DailyIndonesia.id – Pernyataan Menteri Keuangan Sri Mulyani terkait gaji guru dan dosen mendapat sorotan tajam dari publik.
Dalam sambutannya di forum Konvensi Sains, Teknologi, dan Industri ITB pada Kamis (7/8/2025), ia menyampaikan bagaimana gaji guru dan dosen menjadi tantangan bagi negara.
Sebagaimana dilihat dari kanal Youtube MerdekaDotCom, Sri Mulyani di awal sambutannya menyinggung para dosen yang demo terkait tunjangan Tukin. Ia mengungkapkan bahwa itu adalah “jenis-jenis dosen” tertentu, bukan yang mengikuti forum.
Lebih lanjut ia menyatakan jika tunjangan yang ada harus dengan mengukur kinerjanya.
“Kita tahu bahwa intelektualitas dan kepandaian maupun kemampuan untuk meraih prestasi bukan masalah azas sama rata, sama rasa. Begitu jadi dosen kemudian punya hak, privillege menadapat tunjangan.

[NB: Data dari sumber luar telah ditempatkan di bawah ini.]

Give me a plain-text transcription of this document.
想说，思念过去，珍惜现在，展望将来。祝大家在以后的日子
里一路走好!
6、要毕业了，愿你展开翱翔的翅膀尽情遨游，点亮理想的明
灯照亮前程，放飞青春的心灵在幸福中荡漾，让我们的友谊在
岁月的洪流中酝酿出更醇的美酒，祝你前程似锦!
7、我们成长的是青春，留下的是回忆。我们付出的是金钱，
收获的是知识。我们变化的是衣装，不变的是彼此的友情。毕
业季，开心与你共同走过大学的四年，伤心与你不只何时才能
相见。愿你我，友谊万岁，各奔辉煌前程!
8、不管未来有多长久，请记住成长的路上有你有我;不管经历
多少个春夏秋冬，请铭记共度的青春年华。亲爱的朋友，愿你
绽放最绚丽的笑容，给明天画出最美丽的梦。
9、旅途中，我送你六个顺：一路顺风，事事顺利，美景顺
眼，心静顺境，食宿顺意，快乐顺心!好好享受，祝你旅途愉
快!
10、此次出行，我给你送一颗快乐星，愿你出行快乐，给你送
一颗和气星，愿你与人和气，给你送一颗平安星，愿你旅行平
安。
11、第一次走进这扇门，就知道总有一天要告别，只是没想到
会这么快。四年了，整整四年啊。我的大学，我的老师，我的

Dosen juga harus diukur kinerjanya. Dan inilah yang menjadi salah satu tantangan indonesia,” begitu katanya.
Di tengah sambutan, Sri Mulyani menyinggung klaster gaji guru dan dosen dalam anggaran pendidikan.

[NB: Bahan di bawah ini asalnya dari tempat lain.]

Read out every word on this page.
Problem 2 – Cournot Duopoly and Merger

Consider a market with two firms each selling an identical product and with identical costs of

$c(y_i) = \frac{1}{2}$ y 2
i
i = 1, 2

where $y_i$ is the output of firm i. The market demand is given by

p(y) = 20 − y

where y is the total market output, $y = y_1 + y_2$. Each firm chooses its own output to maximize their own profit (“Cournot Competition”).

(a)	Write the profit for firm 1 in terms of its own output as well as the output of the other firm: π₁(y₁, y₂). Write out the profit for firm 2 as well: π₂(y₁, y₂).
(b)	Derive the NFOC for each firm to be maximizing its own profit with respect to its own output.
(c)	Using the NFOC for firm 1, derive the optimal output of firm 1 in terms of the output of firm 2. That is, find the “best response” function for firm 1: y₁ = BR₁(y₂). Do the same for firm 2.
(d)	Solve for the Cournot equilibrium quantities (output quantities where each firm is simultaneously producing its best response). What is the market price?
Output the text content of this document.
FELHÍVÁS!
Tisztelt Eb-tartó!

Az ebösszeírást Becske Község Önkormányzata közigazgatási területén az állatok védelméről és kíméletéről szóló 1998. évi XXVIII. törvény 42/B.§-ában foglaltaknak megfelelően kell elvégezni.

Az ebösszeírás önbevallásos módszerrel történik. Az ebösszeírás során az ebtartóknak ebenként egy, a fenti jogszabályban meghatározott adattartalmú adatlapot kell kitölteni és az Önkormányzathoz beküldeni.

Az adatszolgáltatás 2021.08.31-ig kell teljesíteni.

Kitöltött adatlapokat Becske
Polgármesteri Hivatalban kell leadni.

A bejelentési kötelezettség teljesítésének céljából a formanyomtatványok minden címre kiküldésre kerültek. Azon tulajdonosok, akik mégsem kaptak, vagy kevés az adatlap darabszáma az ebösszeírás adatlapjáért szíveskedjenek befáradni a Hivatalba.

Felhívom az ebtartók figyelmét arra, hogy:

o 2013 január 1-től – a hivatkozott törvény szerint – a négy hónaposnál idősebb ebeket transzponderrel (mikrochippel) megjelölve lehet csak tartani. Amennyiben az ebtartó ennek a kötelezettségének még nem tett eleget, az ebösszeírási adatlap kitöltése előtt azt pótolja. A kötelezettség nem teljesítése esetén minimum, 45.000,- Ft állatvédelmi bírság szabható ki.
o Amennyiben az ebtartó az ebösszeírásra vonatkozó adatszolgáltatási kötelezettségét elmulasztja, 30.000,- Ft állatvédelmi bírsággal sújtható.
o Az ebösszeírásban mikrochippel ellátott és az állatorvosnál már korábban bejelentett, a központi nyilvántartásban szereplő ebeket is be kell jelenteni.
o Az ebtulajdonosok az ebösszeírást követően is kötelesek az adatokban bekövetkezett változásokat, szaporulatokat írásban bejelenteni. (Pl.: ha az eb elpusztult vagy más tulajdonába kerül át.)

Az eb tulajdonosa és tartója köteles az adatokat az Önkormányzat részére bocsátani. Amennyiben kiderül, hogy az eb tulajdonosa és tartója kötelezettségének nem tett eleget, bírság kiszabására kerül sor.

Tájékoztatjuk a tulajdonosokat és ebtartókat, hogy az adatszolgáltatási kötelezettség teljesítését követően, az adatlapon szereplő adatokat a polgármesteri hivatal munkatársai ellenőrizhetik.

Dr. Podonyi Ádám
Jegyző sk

“Banyak di media sosial saya slalu mengatakan oh menjadi dosen atau menjadi guru tidak dihargai karena gajinya nggak besar,” kata Sri Mulyani.

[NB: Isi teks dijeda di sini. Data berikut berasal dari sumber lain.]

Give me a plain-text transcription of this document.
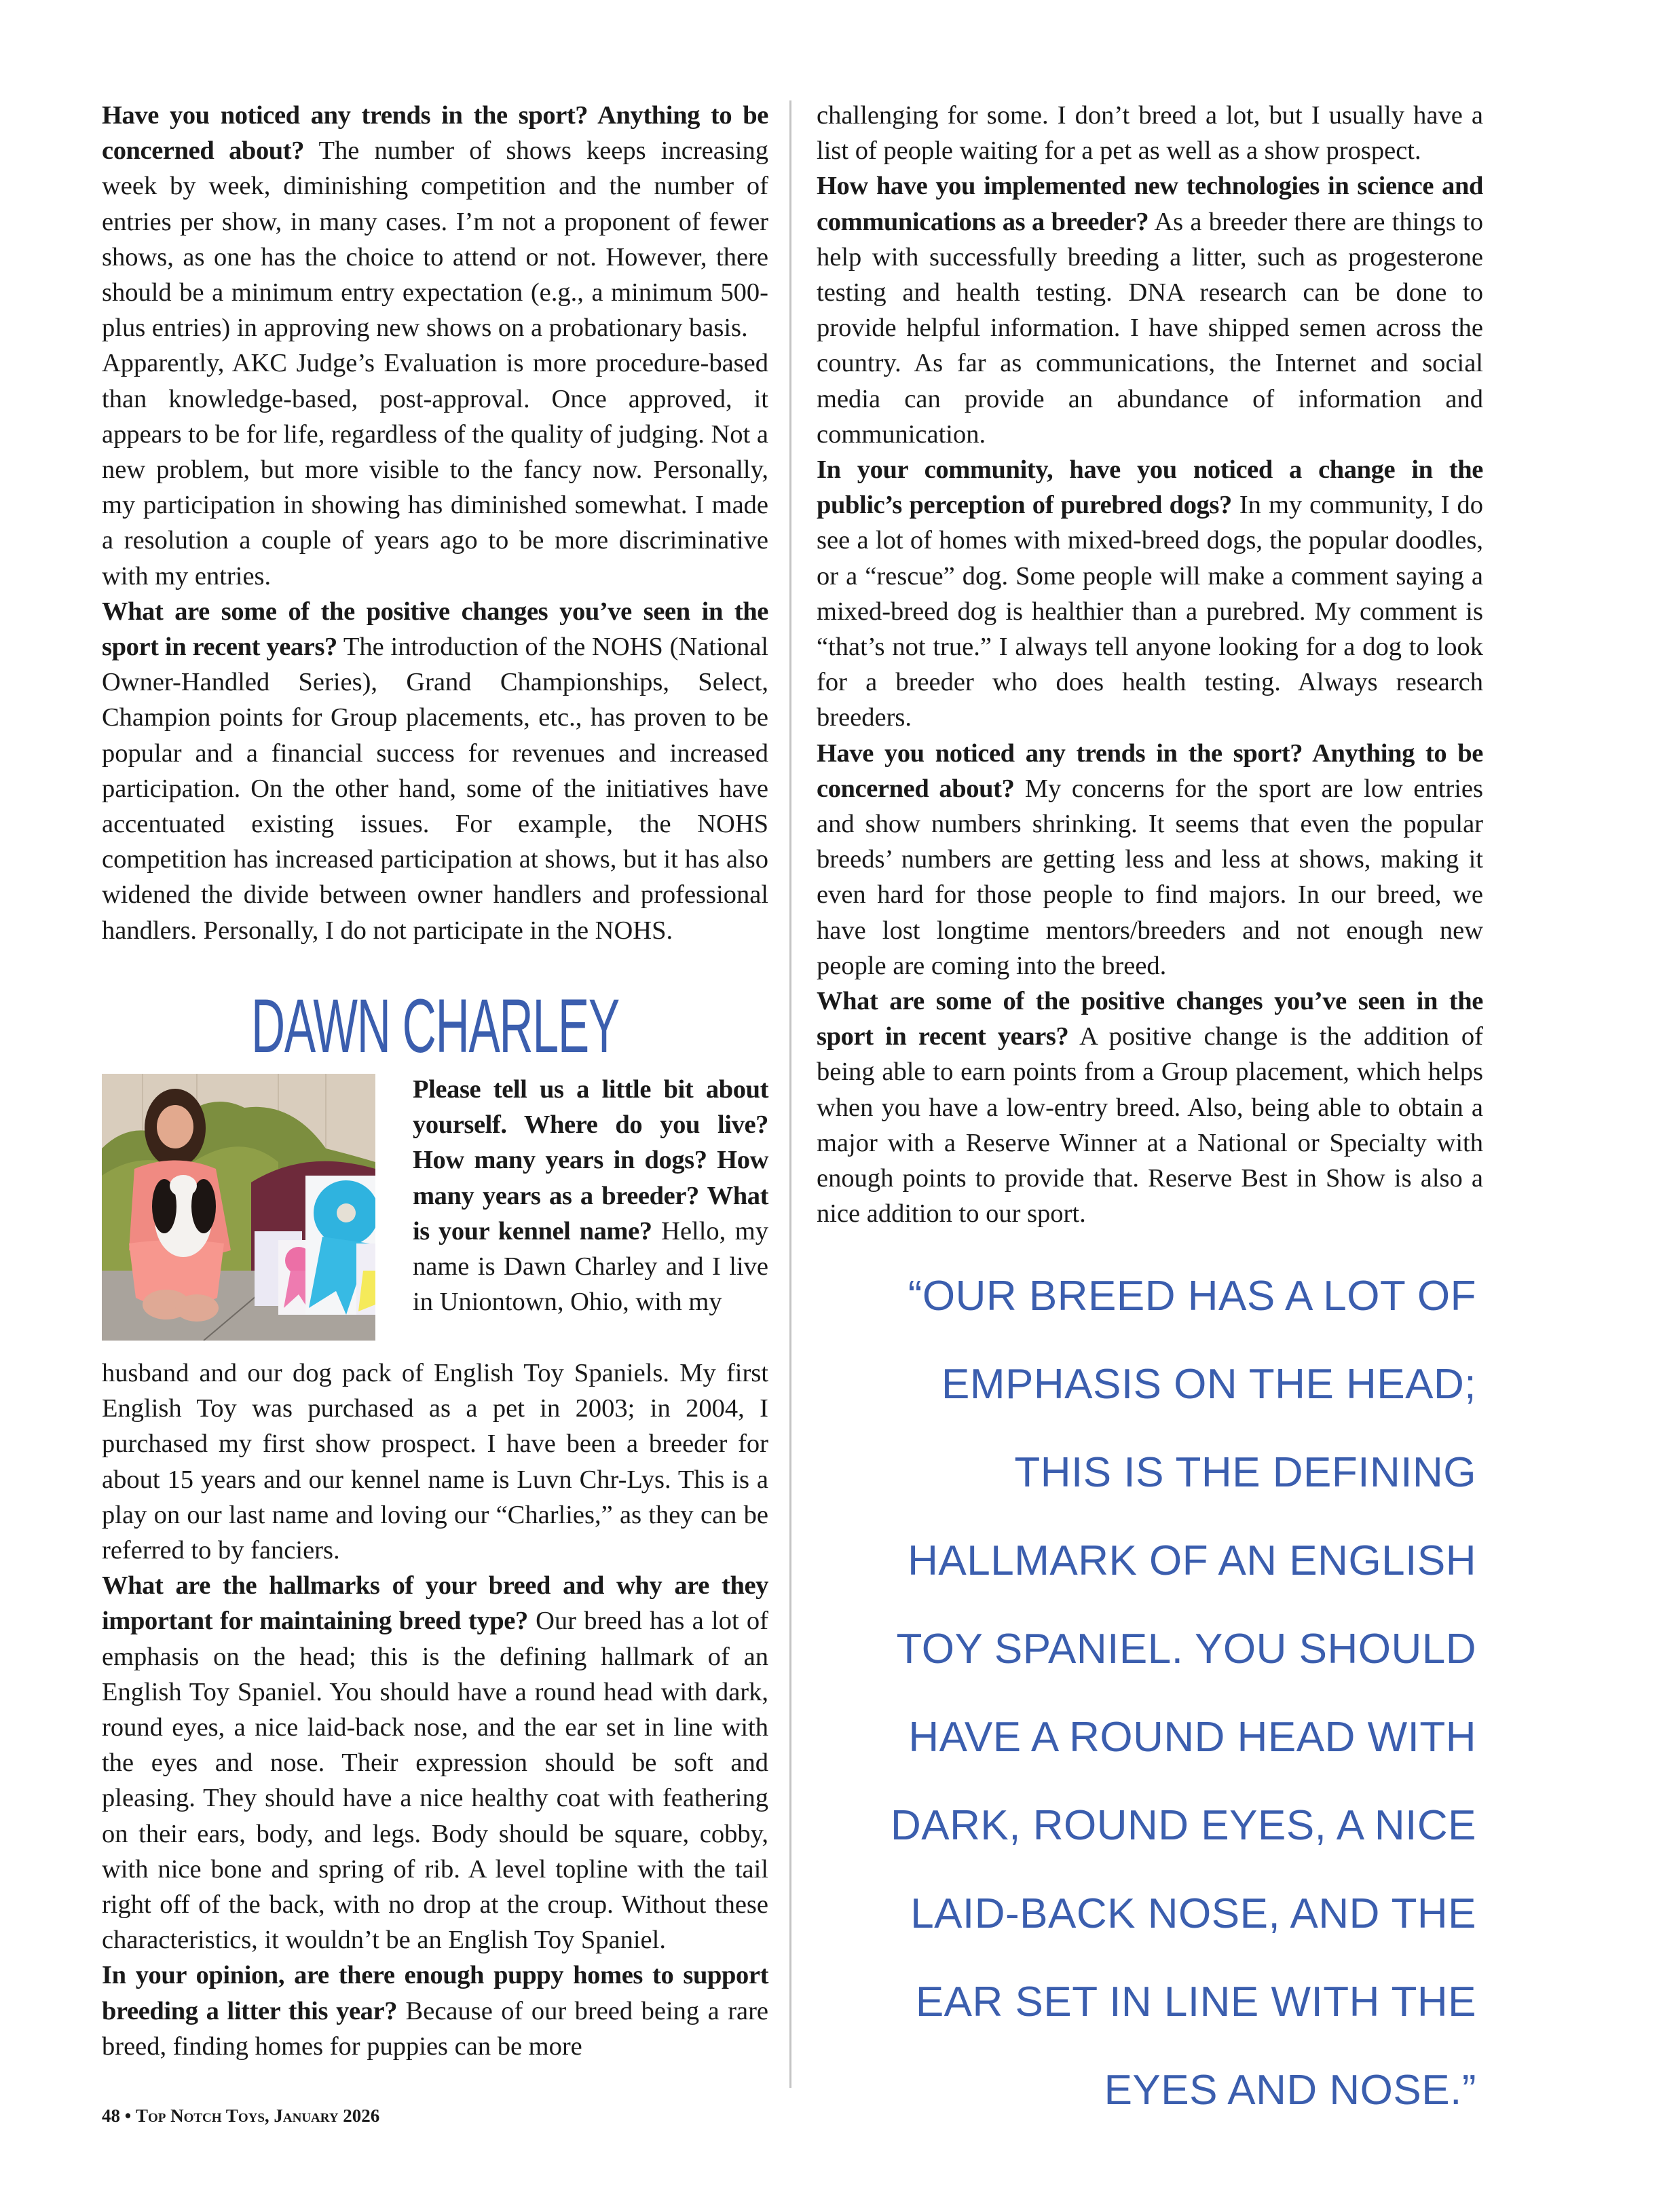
Have you noticed any trends in the sport? Anything to be concerned about? The number of shows keeps increasing week by week, diminishing competition and the number of entries per show, in many cases. I’m not a proponent of fewer shows, as one has the choice to attend or not. However, there should be a minimum entry expectation (e.g., a minimum 500-plus entries) in approving new shows on a probationary basis.

Apparently, AKC Judge’s Evaluation is more procedure-based than knowledge-based, post-approval. Once approved, it appears to be for life, regardless of the quality of judging. Not a new problem, but more visible to the fancy now. Personally, my participation in showing has diminished somewhat. I made a resolution a couple of years ago to be more discriminative with my entries.

What are some of the positive changes you’ve seen in the sport in recent years? The introduction of the NOHS (National Owner-Handled Series), Grand Championships, Select, Champion points for Group placements, etc., has proven to be popular and a financial success for revenues and increased participation. On the other hand, some of the initiatives have accentuated existing issues. For example, the NOHS competition has increased participation at shows, but it has also widened the divide between owner handlers and professional handlers. Personally, I do not participate in the NOHS.

DAWN CHARLEY

Please tell us a little bit about yourself. Where do you live? How many years in dogs? How many years as a breeder? What is your kennel name? Hello, my name is Dawn Charley and I live in Uniontown, Ohio, with my

husband and our dog pack of English Toy Spaniels. My first English Toy was purchased as a pet in 2003; in 2004, I purchased my first show prospect. I have been a breeder for about 15 years and our kennel name is Luvn Chr-Lys. This is a play on our last name and loving our “Charlies,” as they can be referred to by fanciers.

What are the hallmarks of your breed and why are they important for maintaining breed type? Our breed has a lot of emphasis on the head; this is the defining hallmark of an English Toy Spaniel. You should have a round head with dark, round eyes, a nice laid-back nose, and the ear set in line with the eyes and nose. Their expression should be soft and pleasing. They should have a nice healthy coat with feathering on their ears, body, and legs. Body should be square, cobby, with nice bone and spring of rib. A level topline with the tail right off of the back, with no drop at the croup. Without these characteristics, it wouldn’t be an English Toy Spaniel.

In your opinion, are there enough puppy homes to support breeding a litter this year? Because of our breed being a rare breed, finding homes for puppies can be more

challenging for some. I don’t breed a lot, but I usually have a list of people waiting for a pet as well as a show prospect.

How have you implemented new technologies in science and communications as a breeder? As a breeder there are things to help with successfully breeding a litter, such as progesterone testing and health testing. DNA research can be done to provide helpful information. I have shipped semen across the country. As far as communications, the Internet and social media can provide an abundance of information and communication.

In your community, have you noticed a change in the public’s perception of purebred dogs? In my community, I do see a lot of homes with mixed-breed dogs, the popular doodles, or a “rescue” dog. Some people will make a comment saying a mixed-breed dog is healthier than a purebred. My comment is “that’s not true.” I always tell anyone looking for a dog to look for a breeder who does health testing. Always research breeders.

Have you noticed any trends in the sport? Anything to be concerned about? My concerns for the sport are low entries and show numbers shrinking. It seems that even the popular breeds’ numbers are getting less and less at shows, making it even hard for those people to find majors. In our breed, we have lost longtime mentors/breeders and not enough new people are coming into the breed.

What are some of the positive changes you’ve seen in the sport in recent years? A positive change is the addition of being able to earn points from a Group placement, which helps when you have a low-entry breed. Also, being able to obtain a major with a Reserve Winner at a National or Specialty with enough points to provide that. Reserve Best in Show is also a nice addition to our sport.

“OUR BREED HAS A LOT OF
EMPHASIS ON THE HEAD;
THIS IS THE DEFINING
HALLMARK OF AN ENGLISH
TOY SPANIEL. YOU SHOULD
HAVE A ROUND HEAD WITH
DARK, ROUND EYES, A NICE
LAID-BACK NOSE, AND THE
EAR SET IN LINE WITH THE
EYES AND NOSE.”
48 • Top Notch Toys, January 2026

Ia melanjutkan dengan menyatakan jika gaji itu adalah tantangan keuangan.
“Ini juga salah satu tantangan bagi keuangan negara, apakah semuanya harus keuangan negara ataukah ada partisipasi dari masyarakat,” lanjutnya.
Tak ayal pernyataan itu mendapat kritikan dari berbagai pihak. Salah satunya akademisi dari Universitas Muhammadiyah (UM) Surabaya, Sri Lestari.
Tari, sapaan akrabnya, menilai pernyataan itu tidak empatik dan cenderung melempar tanggung jawab.
Ia menyoroti guyonan soal “jenis-jenis dosen” yang menurutnya berpotensi membentuk kasta antara dosen yang dibedakan lewat produktivitas penelitian.
“Dosen di Indonesia tidak hanya menjalankan penelitian, tetapi juga pengajaran dan pengabdian masyarakat, ditambah beban administratif yang besar. Pertanyaannya, apakah indikator kinerja yang selama ini digunakan sudah adil, transparan, dan tidak memberatkan?” ujarnya Jumat (15/8/25), sebagaimana dilansir dari laman resmi UM Surabaya.
Menurutnya, dibanding negara lain, gaji dosen dan guru di Indonesia relatif lebih rendah dengan beban kerja yang tinggi.
Karenanya, ia menilai masalah yang ada bukan siapa yang membayar gaji.
Namun bagaimana menempatkan pendidikan sebagai fondasi utama kualitas sumber daya manusia di masa depan.
“Perlu ada reformasi menyeluruh terhadap indikator kinerja dosen agar lebih berkualitas, berdampak, kompetitif, dan manusiawi. Penilaian tidak hanya berbasis kuantitas publikasi, tetapi pada kualitas, manfaat, dan dampaknya terhadap kesejahteraan dosen dan kemajuan Indonesia,” tegasnya.